The project is a collaboration between several Universities, companies and a government agency with the aim to develop techniques to increase the protein amount in seaweed in two steps and in ingredients made from these. In a first step the seaweed is cultivated in nutrient rich media and in a second step scalable processes will be developed to concentrate the protein from the cultivated seaweed. Other central objectives of the project include analysis of tastiness, nutrition value and food safety of the developed protein ingredients and in products containing these.
The demand for vegetable protein sources is increasing to provide a more sustainable food supply chain and to meet the desired decrease in meat consumption. In CirkAlg, we will explore the potential of Swedish seaweed as a contributor to the “protein shift” by developing a two-step circular strategy by which the protein content of seaweed products can be further raised.
In the project CirkAlg we will explore the potential of Swedish seaweed as a contribution to the protein shift. Seaweed contain varying amounts of protein; about 10-45% of the dried weight, and this protein is very rich in essential amino acids, which are the building blocks of protein. Seaweed is also rich in non-flavoring substances, minerals and vitamins. Some algae also have the well-known marine omega-3 fatty acids that can prevent cardiovascular disease and positively affect brain development.
The aims of CIrkAlg are:
- Develop a new “secondary circular food chain”, with new processes and growth media for tank cultivated seaweed.
- Use and develop scalable techniques to concentrate seaweed protein to create tasty, safe protein ingredients with high nutrition value.
The amount of protein in seaweed, and in ingredients made from seaweed, shall increase, e.g. by utilizing and further develop a certain technique where protein can be separated from other algae biomass. Through that strategy you can achieve a higher protein amount. The sensory properties of the final product will be evaluated, as well as food safety aspects.
Out vision is that CirklAlg will contribute to a new circular blue industry in Sweden, where algae farmers and food companies work in symbiosis to create favourable conditions for production of a new Swedish vegetarian food source. Taste- and nutrition profile will be optimized in order for the product to be attractive for the ongoing protein shift. In the end we create a more sustainable food production, both financially and ecologically.
In a first step we cultivate seaweed in chosen growth media in tanks on land. Then, in contrast to cultivating in the sea, you are not dependent on season and can harvest anytime during the year. We work with the two green algae species sea lettuce (Ulva lactuca) and gutweed (Ulva intestinalis), as well as sugar kelp (Saccharina latissimi) that is a brown algae. Aside from the protein amount we also analyse amino acids and other nutrients.
In a second step we use a process where protein from one resource can be concentrated by dissolving them in at a high pH, remove non-protein matter, e.g. carbohydrates, and finally precipitate the protein to solid particles at a pH where the protein has minimal solubility. We recently observed that this technique could concentrate seaweed proteins 4-5 times, reaching isolates with up to 70% protein. However, this process has not yet been optimized for seaweed as a resource and is therefore not sufficiently efficient; we will therefore investigate different strategies to increase the so called “protein exchange”.

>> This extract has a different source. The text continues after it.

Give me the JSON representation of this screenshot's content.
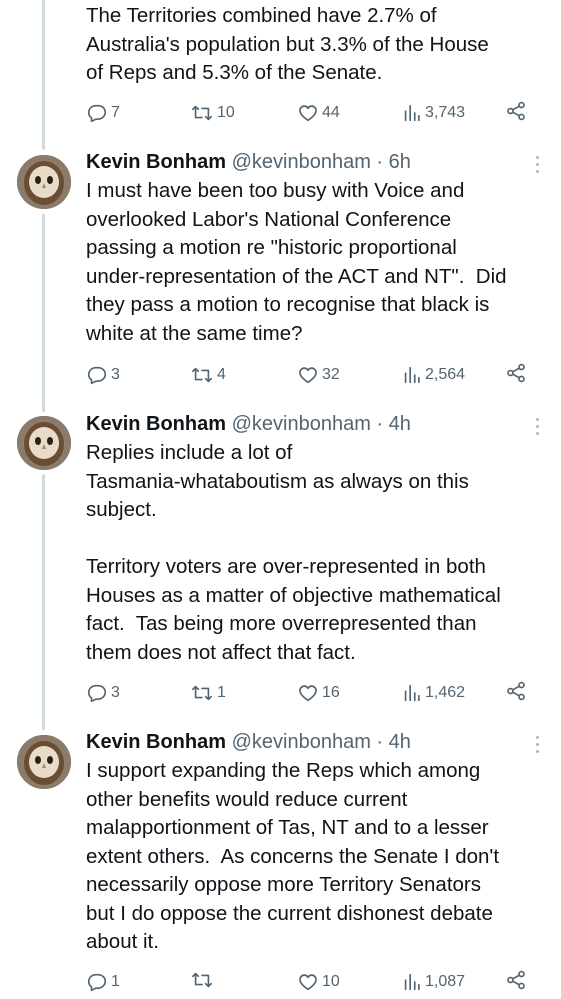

To ensure tasty and safe ingredients, sensory analysis and partitioning of potential heavy metals as well as iodine will be recorded during the protein concentrating process, followed by speciation and bioavailability studies. Altogether, CirkAlg will thus take a holistic system approach to fill the protein gap; with the creation of a new secondary food chain based on outlets from the primary chain; altogether contributing to circular food production.
Seaweed has many beneficial properties, but they can assimilate heavy metals when present in the surrounding water. Brown algae can also sometimes become so rich in iodine that the concentration becomes too high. To ensure the complete food safety of our products, we will investigate the presence of heavy metals and iodine in both seaweed and algae ingredients. To be even more on the safe side we will also utilize an in vitro model to investigate how human gut cells takes up heavy metals and iodine from seaweed. This is relatively unknown at present.